Sembari menyeka keringat yang terus keluar di kening Nisa, akhirnya rombongan yang membawa beberapa maba yang sakit pun sampai di fakultas bahasa dan seni.

"Bagi mahasiswa yang masih bisa berdiri, kesini dan tolong kalau ada teman dibantu temannya yang sakit," ujar salah satu kakak tenaga kesehatan.

Gibran yang kebetulan menjadi teman terdekat Nisa langsung tanpa ba bi bu menggendong Nisa sampai ruang kesehatan. Semua mata tertuju kepada mereka berdua.

****
Kebiasaan tetap kebiasaan. Nisa masih menggenggam erat tangan Gibran. Dengan ciri khas masih saja kening nya banjir karena keringat dingin.

"Ya ampun, ni anak kenapa sih. Kok keringetan mulu. Tapi, kasihan juga," ujarnya dengan rasa kesal tapi juga merasa simpati dengan keadaan Nisa.

FLASHBACK ON

"Lang, dimana adik gue? Gimana keadaannya. Katanya dia pingsan. Kalian itu nggapain sih kerjaannya. Kok bisa sampai banyak yang pingsan kek gini," Kana berusaha menahan amarahnya kepada wakil ketua panitia OSPEK di ruang kesehatan.

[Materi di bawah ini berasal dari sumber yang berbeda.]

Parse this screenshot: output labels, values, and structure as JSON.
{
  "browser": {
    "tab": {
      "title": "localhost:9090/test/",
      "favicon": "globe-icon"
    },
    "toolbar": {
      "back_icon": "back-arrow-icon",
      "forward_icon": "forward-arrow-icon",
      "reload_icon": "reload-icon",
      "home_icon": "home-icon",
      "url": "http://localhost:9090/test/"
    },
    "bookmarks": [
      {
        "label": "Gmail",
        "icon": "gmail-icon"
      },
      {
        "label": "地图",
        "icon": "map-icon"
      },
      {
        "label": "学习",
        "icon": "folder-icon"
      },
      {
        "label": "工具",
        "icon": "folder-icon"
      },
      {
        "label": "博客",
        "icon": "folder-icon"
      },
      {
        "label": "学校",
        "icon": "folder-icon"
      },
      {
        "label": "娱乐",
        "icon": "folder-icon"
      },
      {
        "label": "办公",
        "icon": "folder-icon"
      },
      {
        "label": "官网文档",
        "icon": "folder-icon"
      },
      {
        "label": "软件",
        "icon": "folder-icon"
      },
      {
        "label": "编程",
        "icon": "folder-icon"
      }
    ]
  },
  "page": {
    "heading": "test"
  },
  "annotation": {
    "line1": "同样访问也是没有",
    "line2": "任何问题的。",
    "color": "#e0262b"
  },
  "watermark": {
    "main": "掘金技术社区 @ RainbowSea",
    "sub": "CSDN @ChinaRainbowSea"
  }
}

Kana sekarang menjadi primadona di kalangan mahasiswa baru dan kating-kating FBS. Karena sikap manly nya kepada Nisa.

"Mana adik gue," tanya Kana yang masih dengan nada serius kepada salah satu tenaga kesehatan.

Tenaga kesehatan itu langsung menunjuk ke tandu nomor dua yang memang berisi maba dan satu laki-laki yang menemani. Karena penasaran, Kana langsung menyinggahi tandu tersebut.

Sampailah ia di tandu nomor dua dan memang benar, dia adalah Nisa. Kana langsung berlutut dan ngecek kondisi Nisa.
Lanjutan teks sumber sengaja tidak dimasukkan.